(TargetLiberty.org) – The process for gaining US Food and Drug Administration (FDA) approval for new drugs and medical devices is skewed in favor of the industry at best and outright corrupt at worst. Here’s how it works and how it goes into a new drug.
Pharmaceutical companies seeking FDA approval must first test their new drugs at their own expense. The FDA sets standards for clinical trial phases and the like, but it’s up to drug companies to conduct their own clinical testing and trials.
Then, the drug company packages up its findings and submits them to the FDA’s Center for Drug Evaluation and Research (CDER). Comprised of physicians, chemists, pharmacologists, and other scientific experts, the CDER then makes a recommendation to the FDA regarding new drugs. Unfortunately, it’s at that point that things recently broke down with the approval of a new Alzheimer’s drug.
CDER Panel Unhappy With FCA Approval of Aduhelm
Various advisory committees operate within the CDER and examine drug companies’ research and clinical trials. In late 2020, the Peripheral and Central Nervous System Advisory Committee (PCNSA) reviewed all the data on Aduhelm and recommended against its approval.
However, in June 2021, the FDA overruled that finding and decided to approve Aduhelm anyway using an accelerated process, which was designed as part of an effort to provide fast access to new drugs for individuals with serious afflictions.

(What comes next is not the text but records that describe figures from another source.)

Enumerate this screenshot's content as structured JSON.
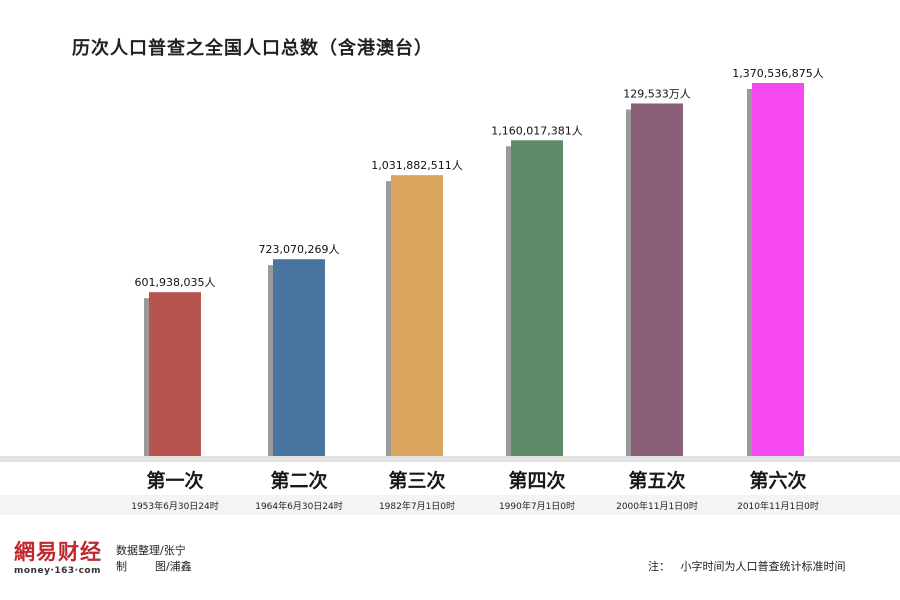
{
  "chart_data": {
    "type": "bar",
    "title": "历次人口普查之全国人口总数（含港澳台）",
    "categories": [
      "第一次",
      "第二次",
      "第三次",
      "第四次",
      "第五次",
      "第六次"
    ],
    "dates": [
      "1953年6月30日24时",
      "1964年6月30日24时",
      "1982年7月1日0时",
      "1990年7月1日0时",
      "2000年11月1日0时",
      "2010年11月1日0时"
    ],
    "values": [
      601938035,
      723070269,
      1031882511,
      1160017381,
      1295330000,
      1370536875
    ],
    "data_labels": [
      "601,938,035人",
      "723,070,269人",
      "1,031,882,511人",
      "1,160,017,381人",
      "129,533万人",
      "1,370,536,875人"
    ],
    "colors": [
      "#b85450",
      "#4a74a0",
      "#d9a45e",
      "#5f8c68",
      "#8b5f78",
      "#f548f0"
    ],
    "ylim": [
      0,
      1400000000
    ],
    "xlabel": "",
    "ylabel": ""
  },
  "credits": {
    "data": "数据整理/张宁",
    "graphics": "制        图/浦鑫"
  },
  "note": "注：   小字时间为人口普查统计标准时间",
  "logo": {
    "main": "網易财经",
    "sub": "money·163·com"
  }
}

Unsurprisingly, blowback from the PCNSA was swift. Three of the seven committee members resigned in protest over the decision by the FDA to approve Aduhelm despite their recommendation.
They also published an article in the prestigious New England Journal of Medicine on July 28. According to them, the “FDA’s decision [was] at odds with the evidence and with the agency’s… review.”
The crux of their issue was the FDA’s use of a beta-amyloid, a plague commonly found in the brain of Alzheimer’s patients, as a “surrogate marker” when testing Aduhelm. Scientists use surrogate markers as a substitute for clinical results.
PCNSA member Dr. Caleb Alexander, an epidemiologist at John Hopkins, related that the FDA “never carefully and comprehensively explained” the basis for its decision to use beta-amyloid “as a surrogate.” According to him, several key points of evidence call the use of beta-amyloid for that purpose into question.
In light of the ongoing controversy, FDA Director Janet Woodcock asked the agency’s Inspector General to launch a probe into Aduhelm’s approval. In addition, the appropriate oversight committees in both the House and Senate are also in the process of scheduling hearings on the situation.
On July 27, a panel of expert physicians presented their guidance on Aduhelm’s use at the Alzheimer’s Association’s annual international conference in Denver, Colorado. Noting that there were significant “gaps” between the FDA’s labeling of the drug and its anticipated use by healthcare professionals, they recommended taking a “cautious” approach moving forward with its use.